We are about to get the Government's White Paper on public expenditure up to 1980. What allocation will be made for financing 51 per cent. nationalisation and the BNOC? We have heard today of supplementary estimates for Government expenditure in the period from the Budget to the end of the year. The House will be asked to grant another £3,000 million for excessive Government spending above the Budget forecasts. That takes no account of the money that will be required to set up the BNOC and to pay for the nationalisation of 51 per cent. of North Sea interests. That is still to come.

The Government should be censured for their misguided priorities. There is no money available for the extension of nationalisation. Even if money wet-0 available, it could be used more effectively in other areas. An area in which such vast expenditure could be used beneficially is the promotion of energy conservation. If we have this money to spend on nationalisation which will produce no benefits, why should it not be spent on encouraging the more economical use of energy?

We are continually told that there is no money available to provide incentives for thermal insulation, or to provide incentives to industry to re-equip with energy-saving machines. We are continually told that there is no money available to improve the efficiency of the electricity generating system so that some of the waste can be utilised. We are continually told that there is no money available for research and development on securing the rational use of energy. Yet all that expenditure would be cost-effective: it would produce direct benefits to the national economy. It would pay for itself over a period, because it would allow us to consume less energy, thereby directly benefiting the balance of payments position and allowing us to deplete our finite resources less quickly. Moreover, an allocation of capital to the more efficient use of our energy resources would save public expenditure on financing increased capacity.

We shall increase the nation's crisis it we allow this money to be spent upon BNOC and 51 per cent. nationalisation. We shall increase unemployment and inflation. If the money is available, as the Government maintain, by spending it elsewhere we can improve the ability of the nation to get back on its feet.

The Government have made no attempt to assess the priorities. They are not interested in an energy strategy or in allocating national resources in such a way that the nation as a whole will gain the most benefit. If they were, they would drop the proposals for setting up a wasteful and unnecessary nationalised industry in the oil sector and use the funds elsewhere.

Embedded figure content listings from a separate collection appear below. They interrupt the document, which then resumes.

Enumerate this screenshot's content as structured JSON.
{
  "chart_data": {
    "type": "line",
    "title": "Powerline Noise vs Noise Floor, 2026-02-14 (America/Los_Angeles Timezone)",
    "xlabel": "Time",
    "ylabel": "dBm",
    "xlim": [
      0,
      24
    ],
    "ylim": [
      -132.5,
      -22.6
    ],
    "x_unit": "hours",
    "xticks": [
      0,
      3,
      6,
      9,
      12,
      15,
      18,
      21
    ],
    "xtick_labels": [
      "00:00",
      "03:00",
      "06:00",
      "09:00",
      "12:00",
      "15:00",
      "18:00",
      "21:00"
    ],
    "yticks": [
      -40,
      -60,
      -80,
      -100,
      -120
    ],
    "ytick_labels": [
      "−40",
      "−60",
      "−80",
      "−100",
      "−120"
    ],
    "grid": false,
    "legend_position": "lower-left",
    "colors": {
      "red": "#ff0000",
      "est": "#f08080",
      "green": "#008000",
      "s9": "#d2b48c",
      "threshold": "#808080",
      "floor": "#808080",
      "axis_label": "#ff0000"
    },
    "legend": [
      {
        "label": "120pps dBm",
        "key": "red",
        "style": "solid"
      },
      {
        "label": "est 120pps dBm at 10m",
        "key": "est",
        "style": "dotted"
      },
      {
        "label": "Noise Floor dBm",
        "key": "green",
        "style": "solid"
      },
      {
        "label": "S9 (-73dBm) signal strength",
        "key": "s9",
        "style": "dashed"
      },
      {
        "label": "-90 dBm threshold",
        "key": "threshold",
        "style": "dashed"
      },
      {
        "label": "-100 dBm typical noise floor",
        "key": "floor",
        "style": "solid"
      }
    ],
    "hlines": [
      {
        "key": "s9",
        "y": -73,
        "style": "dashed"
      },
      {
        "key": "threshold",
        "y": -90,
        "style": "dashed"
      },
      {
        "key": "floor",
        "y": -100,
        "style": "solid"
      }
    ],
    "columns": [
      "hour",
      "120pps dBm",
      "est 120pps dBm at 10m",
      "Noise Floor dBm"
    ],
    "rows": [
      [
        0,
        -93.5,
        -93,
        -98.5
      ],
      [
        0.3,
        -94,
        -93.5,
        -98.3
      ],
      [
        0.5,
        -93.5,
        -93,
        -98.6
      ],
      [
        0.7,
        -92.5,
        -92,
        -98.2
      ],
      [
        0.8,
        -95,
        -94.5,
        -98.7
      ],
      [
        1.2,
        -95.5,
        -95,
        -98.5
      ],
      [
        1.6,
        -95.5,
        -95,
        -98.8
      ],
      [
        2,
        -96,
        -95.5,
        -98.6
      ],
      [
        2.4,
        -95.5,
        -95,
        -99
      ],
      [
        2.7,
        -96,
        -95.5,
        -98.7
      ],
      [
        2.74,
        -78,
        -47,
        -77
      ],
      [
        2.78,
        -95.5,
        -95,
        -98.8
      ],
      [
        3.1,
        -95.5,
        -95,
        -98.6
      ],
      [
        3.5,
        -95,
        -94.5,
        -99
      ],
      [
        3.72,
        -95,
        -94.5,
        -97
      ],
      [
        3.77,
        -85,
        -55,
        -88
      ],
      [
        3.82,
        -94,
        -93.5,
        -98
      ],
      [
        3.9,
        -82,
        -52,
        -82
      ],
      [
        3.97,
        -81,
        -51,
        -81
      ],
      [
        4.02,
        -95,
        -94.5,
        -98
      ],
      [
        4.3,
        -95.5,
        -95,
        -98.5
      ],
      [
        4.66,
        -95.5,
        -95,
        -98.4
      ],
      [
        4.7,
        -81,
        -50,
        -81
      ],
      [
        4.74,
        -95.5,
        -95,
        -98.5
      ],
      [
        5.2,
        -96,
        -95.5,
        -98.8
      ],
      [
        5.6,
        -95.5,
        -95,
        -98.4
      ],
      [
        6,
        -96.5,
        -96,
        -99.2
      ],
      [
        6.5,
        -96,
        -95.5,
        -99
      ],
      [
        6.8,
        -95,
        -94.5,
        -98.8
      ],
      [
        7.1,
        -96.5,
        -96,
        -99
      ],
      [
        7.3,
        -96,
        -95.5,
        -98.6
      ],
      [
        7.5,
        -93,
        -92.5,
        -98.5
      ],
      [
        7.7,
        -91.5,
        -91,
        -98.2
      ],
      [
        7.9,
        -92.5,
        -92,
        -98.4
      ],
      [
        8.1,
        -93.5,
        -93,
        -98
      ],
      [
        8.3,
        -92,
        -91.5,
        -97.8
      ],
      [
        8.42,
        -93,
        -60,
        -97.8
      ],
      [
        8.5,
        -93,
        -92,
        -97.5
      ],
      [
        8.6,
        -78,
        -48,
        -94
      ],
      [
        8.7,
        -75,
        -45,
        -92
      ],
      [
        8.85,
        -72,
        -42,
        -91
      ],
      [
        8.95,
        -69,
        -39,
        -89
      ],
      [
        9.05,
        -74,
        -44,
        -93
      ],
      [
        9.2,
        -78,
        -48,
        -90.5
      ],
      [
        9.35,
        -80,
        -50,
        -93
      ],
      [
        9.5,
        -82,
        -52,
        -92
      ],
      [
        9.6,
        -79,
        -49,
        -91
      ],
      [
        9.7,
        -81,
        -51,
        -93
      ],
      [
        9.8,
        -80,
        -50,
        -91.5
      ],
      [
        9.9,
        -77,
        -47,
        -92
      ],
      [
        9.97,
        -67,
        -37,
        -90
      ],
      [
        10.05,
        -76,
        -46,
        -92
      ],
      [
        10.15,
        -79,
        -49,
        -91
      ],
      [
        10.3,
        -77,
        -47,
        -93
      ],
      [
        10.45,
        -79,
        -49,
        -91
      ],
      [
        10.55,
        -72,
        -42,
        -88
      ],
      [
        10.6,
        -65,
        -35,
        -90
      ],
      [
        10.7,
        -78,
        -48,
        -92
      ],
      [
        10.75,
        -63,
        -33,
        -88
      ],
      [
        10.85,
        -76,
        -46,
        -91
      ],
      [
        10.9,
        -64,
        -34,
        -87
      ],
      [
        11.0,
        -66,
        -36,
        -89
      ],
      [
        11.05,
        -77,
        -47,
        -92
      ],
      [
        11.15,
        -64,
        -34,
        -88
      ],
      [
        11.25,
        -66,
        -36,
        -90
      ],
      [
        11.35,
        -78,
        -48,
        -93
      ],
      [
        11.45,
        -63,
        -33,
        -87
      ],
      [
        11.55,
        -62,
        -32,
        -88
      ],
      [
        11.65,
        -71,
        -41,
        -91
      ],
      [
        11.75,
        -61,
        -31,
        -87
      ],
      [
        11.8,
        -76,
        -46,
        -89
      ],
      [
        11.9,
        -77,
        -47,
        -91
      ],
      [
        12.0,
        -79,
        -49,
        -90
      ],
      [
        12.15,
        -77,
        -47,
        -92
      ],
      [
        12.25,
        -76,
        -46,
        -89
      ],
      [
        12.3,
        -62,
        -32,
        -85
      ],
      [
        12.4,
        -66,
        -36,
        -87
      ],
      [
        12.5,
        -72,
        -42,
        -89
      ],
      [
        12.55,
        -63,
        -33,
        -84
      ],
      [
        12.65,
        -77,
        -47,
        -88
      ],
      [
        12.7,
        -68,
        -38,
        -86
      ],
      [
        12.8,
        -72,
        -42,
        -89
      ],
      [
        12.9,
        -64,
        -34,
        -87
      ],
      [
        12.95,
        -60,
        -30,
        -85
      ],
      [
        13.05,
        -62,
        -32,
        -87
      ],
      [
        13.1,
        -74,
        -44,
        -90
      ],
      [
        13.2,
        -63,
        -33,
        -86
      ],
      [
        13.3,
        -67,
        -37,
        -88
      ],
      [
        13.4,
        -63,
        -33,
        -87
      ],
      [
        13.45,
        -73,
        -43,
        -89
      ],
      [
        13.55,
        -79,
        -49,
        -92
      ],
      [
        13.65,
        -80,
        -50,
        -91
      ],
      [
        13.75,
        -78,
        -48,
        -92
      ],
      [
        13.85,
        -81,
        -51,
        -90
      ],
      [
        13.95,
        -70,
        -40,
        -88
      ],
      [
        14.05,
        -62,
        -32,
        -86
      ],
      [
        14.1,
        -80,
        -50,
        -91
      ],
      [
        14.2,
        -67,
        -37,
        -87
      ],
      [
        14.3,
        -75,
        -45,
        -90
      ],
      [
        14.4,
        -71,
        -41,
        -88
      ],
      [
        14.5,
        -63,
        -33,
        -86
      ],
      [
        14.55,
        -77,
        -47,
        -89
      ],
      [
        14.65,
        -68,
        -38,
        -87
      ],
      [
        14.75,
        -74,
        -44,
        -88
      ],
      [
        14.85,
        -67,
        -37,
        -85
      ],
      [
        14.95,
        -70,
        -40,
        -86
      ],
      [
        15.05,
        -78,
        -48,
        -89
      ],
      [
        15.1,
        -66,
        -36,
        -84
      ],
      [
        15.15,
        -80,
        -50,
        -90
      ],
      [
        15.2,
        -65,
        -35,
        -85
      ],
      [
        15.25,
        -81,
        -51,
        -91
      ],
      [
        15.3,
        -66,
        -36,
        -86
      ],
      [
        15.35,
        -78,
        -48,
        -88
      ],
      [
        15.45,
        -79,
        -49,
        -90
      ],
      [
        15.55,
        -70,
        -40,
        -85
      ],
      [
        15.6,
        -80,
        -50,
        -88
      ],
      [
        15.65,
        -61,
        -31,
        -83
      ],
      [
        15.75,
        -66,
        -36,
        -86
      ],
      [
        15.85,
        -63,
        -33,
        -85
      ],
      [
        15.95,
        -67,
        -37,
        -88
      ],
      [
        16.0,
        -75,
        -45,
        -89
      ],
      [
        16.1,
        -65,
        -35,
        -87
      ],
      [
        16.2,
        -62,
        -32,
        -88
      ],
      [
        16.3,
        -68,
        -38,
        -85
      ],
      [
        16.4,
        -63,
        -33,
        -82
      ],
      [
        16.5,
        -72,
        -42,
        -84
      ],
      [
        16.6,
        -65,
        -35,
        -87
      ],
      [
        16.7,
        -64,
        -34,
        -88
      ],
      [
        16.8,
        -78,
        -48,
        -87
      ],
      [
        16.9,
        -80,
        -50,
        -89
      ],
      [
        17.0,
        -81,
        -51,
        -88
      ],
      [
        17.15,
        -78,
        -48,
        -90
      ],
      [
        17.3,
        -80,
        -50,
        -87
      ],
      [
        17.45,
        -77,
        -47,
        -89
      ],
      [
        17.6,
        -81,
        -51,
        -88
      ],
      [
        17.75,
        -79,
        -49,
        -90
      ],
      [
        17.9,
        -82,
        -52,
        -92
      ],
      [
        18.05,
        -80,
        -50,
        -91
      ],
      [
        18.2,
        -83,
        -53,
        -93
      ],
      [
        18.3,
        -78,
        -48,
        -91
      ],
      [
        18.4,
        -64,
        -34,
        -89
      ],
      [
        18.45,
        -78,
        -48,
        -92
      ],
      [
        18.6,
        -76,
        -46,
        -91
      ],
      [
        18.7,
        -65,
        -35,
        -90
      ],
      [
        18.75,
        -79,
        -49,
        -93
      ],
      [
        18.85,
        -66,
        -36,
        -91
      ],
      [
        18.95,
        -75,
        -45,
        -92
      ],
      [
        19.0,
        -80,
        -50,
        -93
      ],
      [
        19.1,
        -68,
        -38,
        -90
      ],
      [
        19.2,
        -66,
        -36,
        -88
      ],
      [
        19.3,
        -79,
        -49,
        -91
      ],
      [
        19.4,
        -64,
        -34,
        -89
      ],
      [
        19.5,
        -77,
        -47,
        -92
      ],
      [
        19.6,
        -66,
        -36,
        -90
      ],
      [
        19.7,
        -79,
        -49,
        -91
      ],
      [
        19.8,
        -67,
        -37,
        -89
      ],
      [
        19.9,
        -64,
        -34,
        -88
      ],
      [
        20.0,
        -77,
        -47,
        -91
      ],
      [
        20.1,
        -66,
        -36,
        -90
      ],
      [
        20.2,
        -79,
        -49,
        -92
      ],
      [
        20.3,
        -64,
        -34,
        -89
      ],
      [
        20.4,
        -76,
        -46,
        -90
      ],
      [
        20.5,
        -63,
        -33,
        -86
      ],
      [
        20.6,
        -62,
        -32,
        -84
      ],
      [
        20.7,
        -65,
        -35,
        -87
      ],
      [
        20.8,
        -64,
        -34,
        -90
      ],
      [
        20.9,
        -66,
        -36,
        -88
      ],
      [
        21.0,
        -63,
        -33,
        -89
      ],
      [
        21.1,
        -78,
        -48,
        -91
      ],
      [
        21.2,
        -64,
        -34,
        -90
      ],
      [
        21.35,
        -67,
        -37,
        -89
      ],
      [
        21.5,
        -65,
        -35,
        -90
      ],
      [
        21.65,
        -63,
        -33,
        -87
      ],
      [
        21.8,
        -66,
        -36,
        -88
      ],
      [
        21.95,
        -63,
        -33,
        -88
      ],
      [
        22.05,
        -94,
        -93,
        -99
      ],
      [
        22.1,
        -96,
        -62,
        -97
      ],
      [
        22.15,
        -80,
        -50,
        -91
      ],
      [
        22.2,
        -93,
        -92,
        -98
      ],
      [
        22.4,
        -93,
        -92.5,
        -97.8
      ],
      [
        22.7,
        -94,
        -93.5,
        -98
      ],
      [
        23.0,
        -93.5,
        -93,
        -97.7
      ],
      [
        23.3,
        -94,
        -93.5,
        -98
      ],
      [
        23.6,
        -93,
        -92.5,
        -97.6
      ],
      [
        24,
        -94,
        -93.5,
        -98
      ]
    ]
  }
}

The Select Committee on Science and Technology has shown how energy conservation would produce direct benefits to the economy. If the Secretary of State for Energy has these thousands of millions of pounds to spend on North Sea participation, he should seriously consider whether the money could not be better spent in the national interest elsewhere. Even if the British economy were doing well and we were not suffering from a financial crisis, high inflation and rising unemployment, the Government's policy for the North Sea would be unjustifiable, misguided, dangerous and damaging. At this time it is absolutely suicidal. I regard it as a criminal misappropriation of taxpayers' money. We have these hugely expensive nationalisation plans, for which there is a blank cheque. I regard it as deliberate sabotage of Britain's prospects for economic survival.